New B7 Family Immune Checkpoint Proteins
Targeting immune checkpoint regulators such as programmed cell death 1 (PD-1)/PD-1 ligand 1 (PD-L1) and cytotoxic T lymphocyte antigen 4 (CTLA-4) has achieved notable benefit in a variety of cancers. Recently five new B7 family ligands, B7-H3, B7-H4, B7-H5, B7-H6 and B7-H7, were identified, all of them possibly being of high interest in immunotherapy research.
B7-H3 [CD276] has a co-inhibitory function on T cells. Its expression on either tumor cell or diffuse tumor vasculature is significantly associated with an increased risk of death and bad outcome. Targeting B7-H3 not only enhances anti-tumor immunity but also inhibits tumor angiogenesis.
B7-H4 plays a significant role in the “immune escape” of tumors and is a potential therapeutic target for the treatment of cancer. It plays an important role in the T cell-mediated immune response as a negative regulator. The ligation of B7-H4 to unidentified receptors results in the inhibition of TCR-mediated T cell proliferation, cell-cycle progression and IL-2 production.
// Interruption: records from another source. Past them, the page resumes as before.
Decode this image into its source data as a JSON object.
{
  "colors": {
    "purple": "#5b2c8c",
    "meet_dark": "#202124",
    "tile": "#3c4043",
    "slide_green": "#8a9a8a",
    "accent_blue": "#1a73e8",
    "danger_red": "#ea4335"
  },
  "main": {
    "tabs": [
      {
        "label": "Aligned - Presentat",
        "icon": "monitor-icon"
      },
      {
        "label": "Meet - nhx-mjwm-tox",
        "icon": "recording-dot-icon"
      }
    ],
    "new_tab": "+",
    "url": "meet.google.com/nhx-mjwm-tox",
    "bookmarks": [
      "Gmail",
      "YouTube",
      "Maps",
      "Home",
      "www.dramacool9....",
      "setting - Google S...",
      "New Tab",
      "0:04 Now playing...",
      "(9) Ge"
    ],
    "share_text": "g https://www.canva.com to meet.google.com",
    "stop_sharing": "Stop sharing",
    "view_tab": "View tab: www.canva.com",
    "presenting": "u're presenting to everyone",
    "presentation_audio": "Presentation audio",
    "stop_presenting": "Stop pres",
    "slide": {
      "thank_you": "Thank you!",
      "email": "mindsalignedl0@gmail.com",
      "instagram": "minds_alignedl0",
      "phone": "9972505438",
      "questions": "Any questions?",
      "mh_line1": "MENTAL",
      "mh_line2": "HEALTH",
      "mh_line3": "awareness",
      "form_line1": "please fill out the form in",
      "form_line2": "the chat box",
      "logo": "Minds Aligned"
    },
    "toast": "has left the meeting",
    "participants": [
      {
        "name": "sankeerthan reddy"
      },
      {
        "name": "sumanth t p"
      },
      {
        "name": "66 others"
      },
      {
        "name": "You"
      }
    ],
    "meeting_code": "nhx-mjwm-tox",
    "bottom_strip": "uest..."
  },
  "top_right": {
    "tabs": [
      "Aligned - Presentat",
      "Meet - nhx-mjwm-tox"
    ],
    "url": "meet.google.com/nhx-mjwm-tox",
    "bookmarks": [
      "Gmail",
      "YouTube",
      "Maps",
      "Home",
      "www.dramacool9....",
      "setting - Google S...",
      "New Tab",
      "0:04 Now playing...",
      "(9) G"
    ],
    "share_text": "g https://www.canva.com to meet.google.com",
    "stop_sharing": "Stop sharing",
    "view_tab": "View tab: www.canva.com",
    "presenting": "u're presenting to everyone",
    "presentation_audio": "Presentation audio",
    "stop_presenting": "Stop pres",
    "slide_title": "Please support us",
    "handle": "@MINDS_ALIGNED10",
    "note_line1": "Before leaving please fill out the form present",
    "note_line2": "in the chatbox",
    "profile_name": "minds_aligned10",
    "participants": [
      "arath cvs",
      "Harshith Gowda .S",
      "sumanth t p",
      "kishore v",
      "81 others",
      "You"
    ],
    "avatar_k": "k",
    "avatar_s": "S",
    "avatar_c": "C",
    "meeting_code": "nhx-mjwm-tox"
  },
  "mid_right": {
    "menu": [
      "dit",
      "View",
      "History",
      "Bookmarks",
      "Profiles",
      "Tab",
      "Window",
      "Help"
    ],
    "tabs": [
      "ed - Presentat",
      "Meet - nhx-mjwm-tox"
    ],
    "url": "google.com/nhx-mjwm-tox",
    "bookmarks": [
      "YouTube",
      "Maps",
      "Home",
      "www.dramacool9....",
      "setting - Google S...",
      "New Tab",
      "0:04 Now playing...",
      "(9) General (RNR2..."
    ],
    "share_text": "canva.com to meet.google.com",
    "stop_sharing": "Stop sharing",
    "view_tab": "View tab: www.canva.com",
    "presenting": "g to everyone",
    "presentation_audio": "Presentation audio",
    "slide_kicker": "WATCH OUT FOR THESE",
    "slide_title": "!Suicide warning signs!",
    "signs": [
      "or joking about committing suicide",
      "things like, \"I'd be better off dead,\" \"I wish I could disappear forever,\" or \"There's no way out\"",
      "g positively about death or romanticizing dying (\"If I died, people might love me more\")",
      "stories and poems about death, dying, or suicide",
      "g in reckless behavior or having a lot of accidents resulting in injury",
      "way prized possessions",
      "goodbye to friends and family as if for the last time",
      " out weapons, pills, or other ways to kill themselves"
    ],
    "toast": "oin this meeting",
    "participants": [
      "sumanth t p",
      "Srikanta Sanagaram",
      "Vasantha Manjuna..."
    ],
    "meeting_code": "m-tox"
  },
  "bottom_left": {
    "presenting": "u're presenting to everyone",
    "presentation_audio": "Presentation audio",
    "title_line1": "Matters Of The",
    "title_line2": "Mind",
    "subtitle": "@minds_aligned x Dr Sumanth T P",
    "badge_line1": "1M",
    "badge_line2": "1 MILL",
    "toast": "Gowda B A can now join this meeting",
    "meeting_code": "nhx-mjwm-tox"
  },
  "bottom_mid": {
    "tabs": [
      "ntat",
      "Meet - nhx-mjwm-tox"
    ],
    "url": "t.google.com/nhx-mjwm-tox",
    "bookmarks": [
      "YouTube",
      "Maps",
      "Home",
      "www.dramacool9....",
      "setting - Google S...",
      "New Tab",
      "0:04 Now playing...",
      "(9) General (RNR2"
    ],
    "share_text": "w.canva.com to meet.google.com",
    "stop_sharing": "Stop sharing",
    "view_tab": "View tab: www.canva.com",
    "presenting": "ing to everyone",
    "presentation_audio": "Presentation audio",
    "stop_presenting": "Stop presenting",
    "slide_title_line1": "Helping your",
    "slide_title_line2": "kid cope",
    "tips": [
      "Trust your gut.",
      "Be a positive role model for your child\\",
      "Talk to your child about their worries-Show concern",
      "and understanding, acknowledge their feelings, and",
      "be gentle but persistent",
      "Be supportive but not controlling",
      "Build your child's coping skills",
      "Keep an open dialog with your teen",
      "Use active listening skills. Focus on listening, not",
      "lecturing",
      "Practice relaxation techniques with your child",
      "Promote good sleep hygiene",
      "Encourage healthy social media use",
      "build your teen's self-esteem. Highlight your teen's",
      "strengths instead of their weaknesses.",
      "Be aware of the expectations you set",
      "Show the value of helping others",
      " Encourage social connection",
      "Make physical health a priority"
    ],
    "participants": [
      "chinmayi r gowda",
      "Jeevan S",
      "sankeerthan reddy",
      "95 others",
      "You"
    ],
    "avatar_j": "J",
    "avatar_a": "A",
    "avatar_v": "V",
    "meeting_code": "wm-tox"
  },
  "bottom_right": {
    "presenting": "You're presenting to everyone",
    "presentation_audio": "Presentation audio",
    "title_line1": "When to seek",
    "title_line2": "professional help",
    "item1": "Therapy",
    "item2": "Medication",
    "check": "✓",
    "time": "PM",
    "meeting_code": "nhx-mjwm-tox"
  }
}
VISTA [V-domain immunoglobulin suppressor of T cell Activation; B7-H5] is type I Ig membrane protein homologous to PD-L1. VISTA is mainly expressed on hematopoietic tissues (spleen, thymus and bone marrow) and on myeloid cells. VISTA is a new negative checkpoint regulator that potently suppresses T cell activation. It delivers a co-inhibitory impact on T cell response. Recent publications have reported that a recombinant VISTA protein needs to be multimerized to be active as a soluble ligand. The protein VISTA (mouse):COMP (mouse) (with the extracellular domain of mouse VISTA fused to the pentamerization domain from the cartilage oligomeric matrix protein (COMP), but not VISTA-Fc, has been shown to function as an immunosuppressive agonist in vivo inhibiting the proliferation of CD4+ T cells. Additionally, a new function of the protein P-selectin glycoprotein ligand-1 (PSGL-1) as a new receptor for the immune checkpoint VISTA has been shown. Multimer VISTA binds PSGL-1 expressed on leukocytes at acidic pH, but not at the physiological pH 7. VISTA – PSGL-1 interaction shows that immune response can be regulated by acidic environments found in tumors.
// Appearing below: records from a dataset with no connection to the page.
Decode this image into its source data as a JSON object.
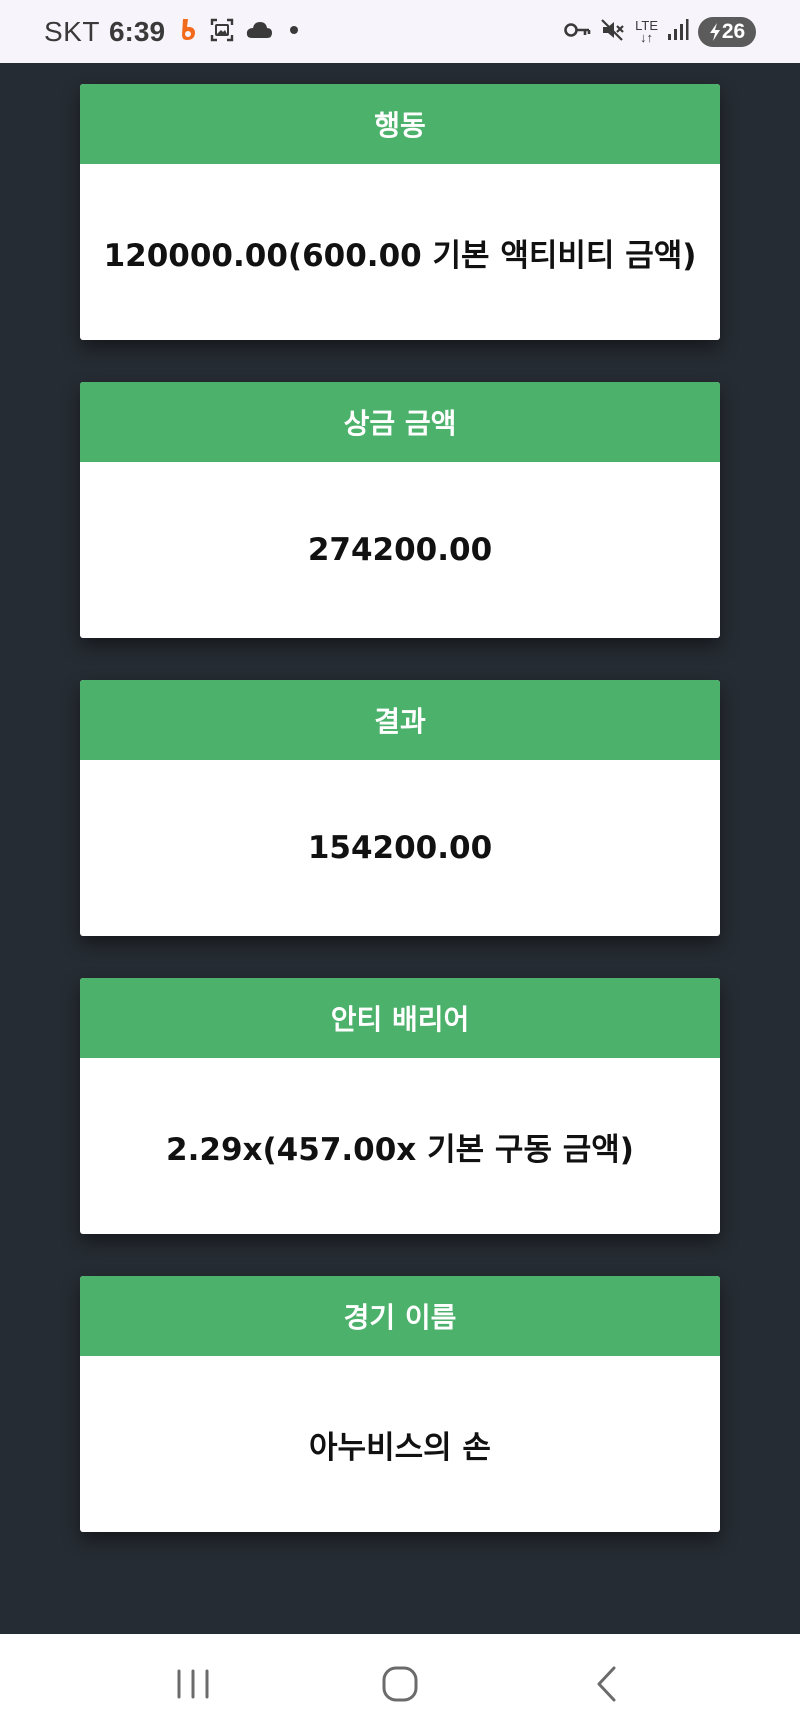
{
  "status_bar": {
    "carrier": "SKT",
    "time": "6:39",
    "network_label": "LTE",
    "battery_level": "26",
    "icons": [
      "app-notification-icon",
      "screenshot-icon",
      "cloud-icon",
      "dot-icon",
      "vpn-key-icon",
      "mute-icon",
      "lte-icon",
      "signal-icon",
      "battery-charging-icon"
    ]
  },
  "cards": [
    {
      "title": "행동",
      "value": "120000.00(600.00 기본 액티비티 금액)"
    },
    {
      "title": "상금 금액",
      "value": "274200.00"
    },
    {
      "title": "결과",
      "value": "154200.00"
    },
    {
      "title": "안티 배리어",
      "value": "2.29x(457.00x 기본 구동 금액)"
    },
    {
      "title": "경기 이름",
      "value": "아누비스의 손"
    }
  ],
  "nav_bar": {
    "buttons": [
      "recent-apps",
      "home",
      "back"
    ]
  },
  "colors": {
    "background": "#262c33",
    "card_header": "#4cb16b",
    "card_body": "#ffffff",
    "status_bar": "#f7f4fb"
  }
}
B7-H6 (also known as NCR3LG1) is a ligand for NK cell activating receptor NKp30. It is expressed on tumor cells but can also be induced by inflammatory stress in healthy cells. B7-H6 has been validated as a potential target for antitumor immunotherapy strategies in tumor-bearing mice. The expression of B7-H6 is significantly correlated with post-operative prognosis in cancer patients and with distant metastasis status.
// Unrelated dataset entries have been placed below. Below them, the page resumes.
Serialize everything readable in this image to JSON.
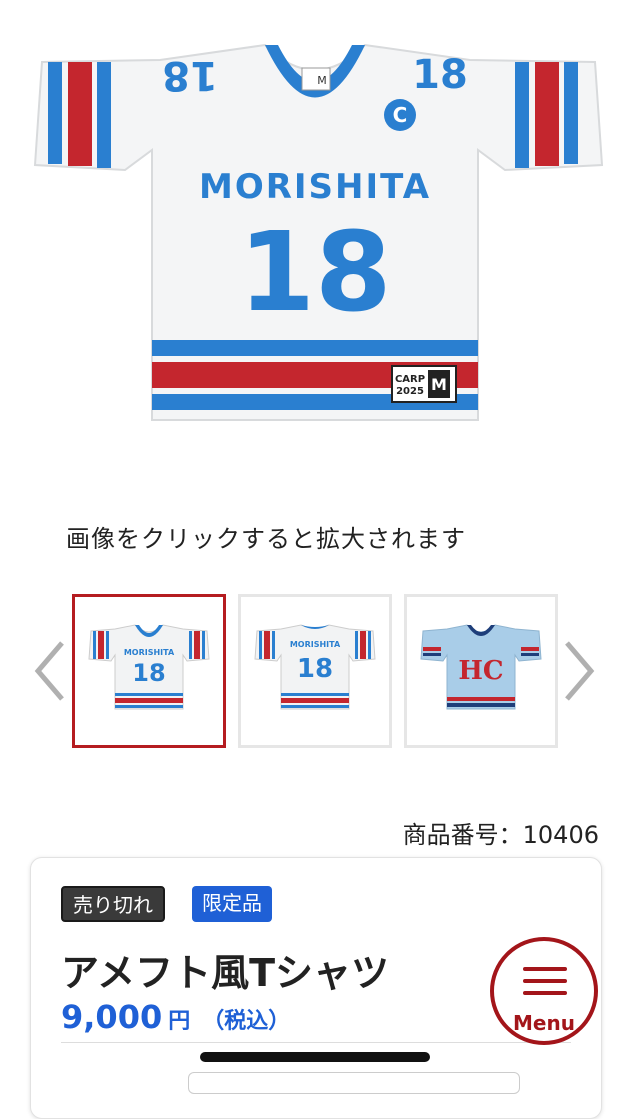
{
  "main_image": {
    "jersey": {
      "name": "MORISHITA",
      "number": "18",
      "sleeve_number": "18",
      "tag_line1": "CARP",
      "tag_line2": "2025",
      "tag_size": "M",
      "neck_size": "M"
    }
  },
  "hint_text": "画像をクリックすると拡大されます",
  "thumbnails": [
    {
      "label": "jersey-front-white",
      "name": "MORISHITA",
      "number": "18",
      "selected": true
    },
    {
      "label": "jersey-back-white",
      "name": "MORISHITA",
      "number": "18",
      "selected": false
    },
    {
      "label": "jersey-light-blue",
      "name": "HC",
      "number": "",
      "selected": false
    }
  ],
  "product_number": "商品番号：10406",
  "card": {
    "badges": {
      "sold_out": "売り切れ",
      "limited": "限定品"
    },
    "title": "アメフト風Tシャツ",
    "price": {
      "amount": "9,000",
      "currency": "円",
      "tax": "（税込）"
    }
  },
  "menu": {
    "label": "Menu"
  },
  "colors": {
    "accent_red": "#b51c20",
    "menu_red": "#a3151a",
    "brand_blue": "#1f60d6",
    "jersey_blue": "#2a7fd0",
    "jersey_red": "#c4262e"
  },
  "icons": {
    "prev": "chevron-left-icon",
    "next": "chevron-right-icon",
    "menu": "hamburger-icon"
  }
}
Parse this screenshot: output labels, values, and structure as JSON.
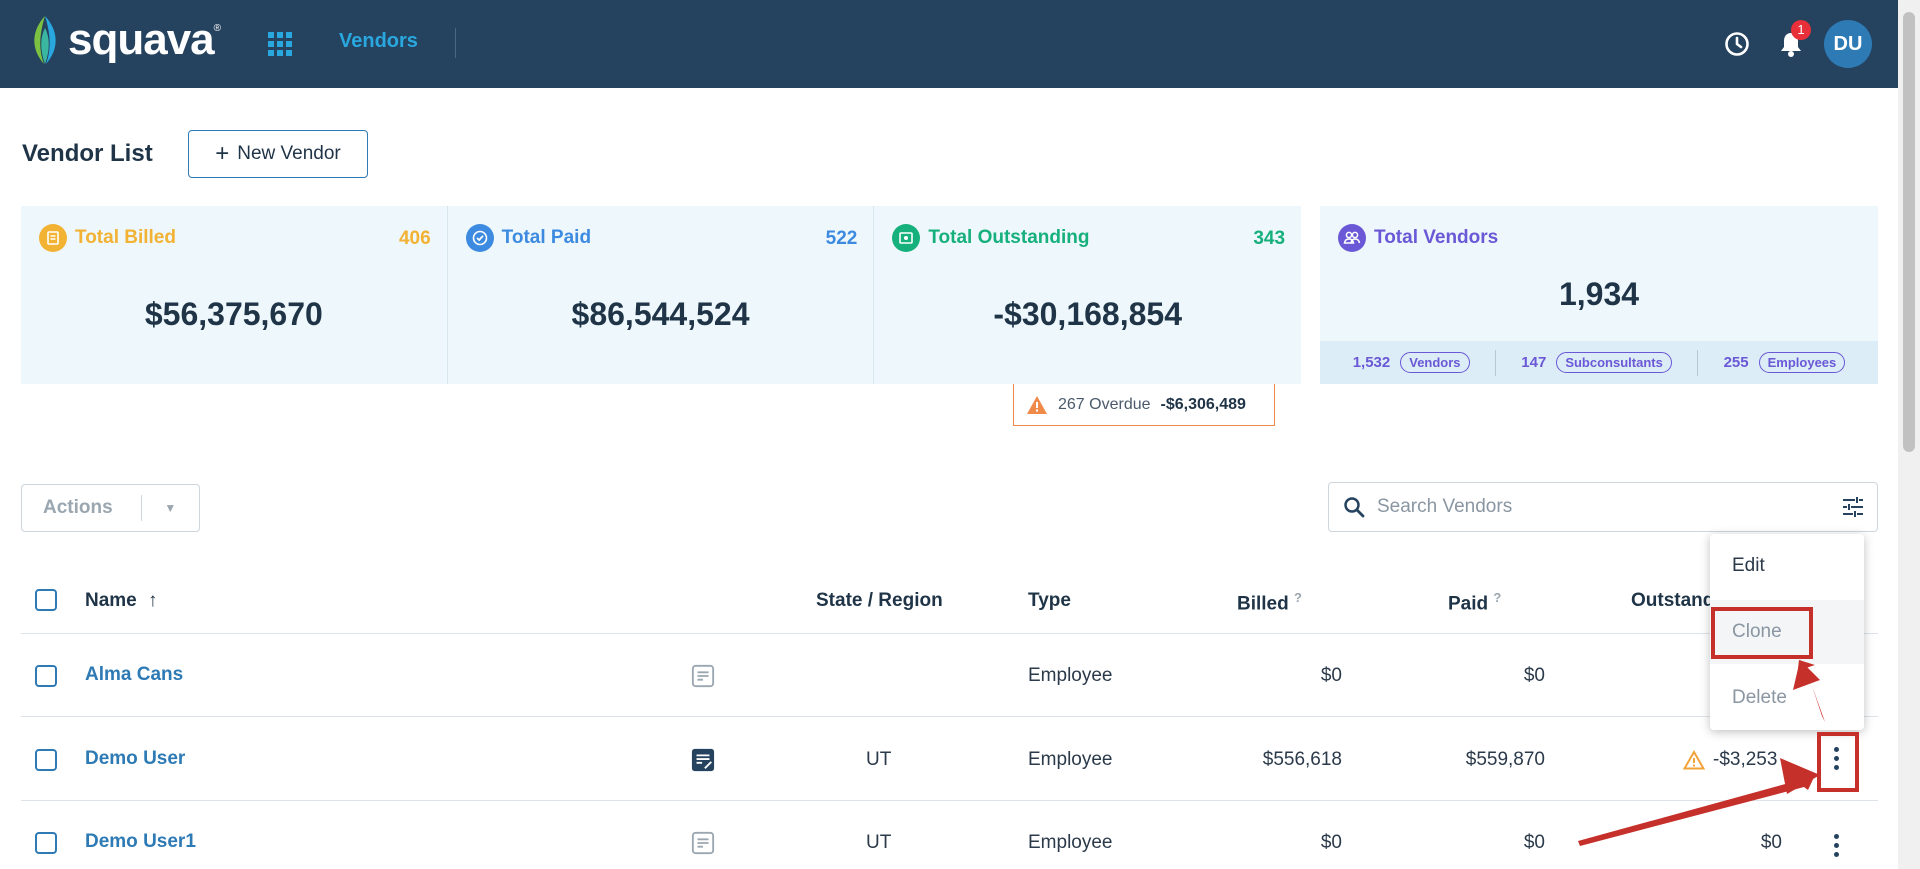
{
  "header": {
    "brand": "squava",
    "brand_mark": "®",
    "nav_label": "Vendors",
    "notification_count": "1",
    "avatar_initials": "DU"
  },
  "page": {
    "title": "Vendor List",
    "new_vendor_label": "New Vendor"
  },
  "stats": [
    {
      "label": "Total Billed",
      "count": "406",
      "value": "$56,375,670",
      "color": "#f2b233"
    },
    {
      "label": "Total Paid",
      "count": "522",
      "value": "$86,544,524",
      "color": "#3d8be0"
    },
    {
      "label": "Total Outstanding",
      "count": "343",
      "value": "-$30,168,854",
      "color": "#16b07c"
    }
  ],
  "vendors_card": {
    "label": "Total Vendors",
    "value": "1,934",
    "color": "#6a58d6",
    "breakdown": [
      {
        "count": "1,532",
        "label": "Vendors"
      },
      {
        "count": "147",
        "label": "Subconsultants"
      },
      {
        "count": "255",
        "label": "Employees"
      }
    ]
  },
  "overdue": {
    "label": "267 Overdue",
    "amount": "-$6,306,489"
  },
  "toolbar": {
    "actions_label": "Actions",
    "search_placeholder": "Search Vendors"
  },
  "table": {
    "headers": {
      "name": "Name",
      "state": "State / Region",
      "type": "Type",
      "billed": "Billed",
      "paid": "Paid",
      "outstanding": "Outstand",
      "help_mark": "?"
    },
    "rows": [
      {
        "name": "Alma Cans",
        "state": "",
        "type": "Employee",
        "billed": "$0",
        "paid": "$0",
        "outstanding": "",
        "note_filled": false
      },
      {
        "name": "Demo User",
        "state": "UT",
        "type": "Employee",
        "billed": "$556,618",
        "paid": "$559,870",
        "outstanding": "-$3,253",
        "note_filled": true
      },
      {
        "name": "Demo User1",
        "state": "UT",
        "type": "Employee",
        "billed": "$0",
        "paid": "$0",
        "outstanding": "$0",
        "note_filled": false
      }
    ]
  },
  "context_menu": {
    "items": [
      "Edit",
      "Clone",
      "Delete"
    ]
  }
}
B7-H7 is widely expressed in human malignancies and its expression is associated with poor prognostic factors. Targeting B7-H7 not only benefits antitumor immunity but also inhibits tumor angiogenesis. For B7-H7, a T cell co-inhibitory role and a co-stimulatory role have been reported, most probably based on two counter receptors, one CD28H and the other unknown.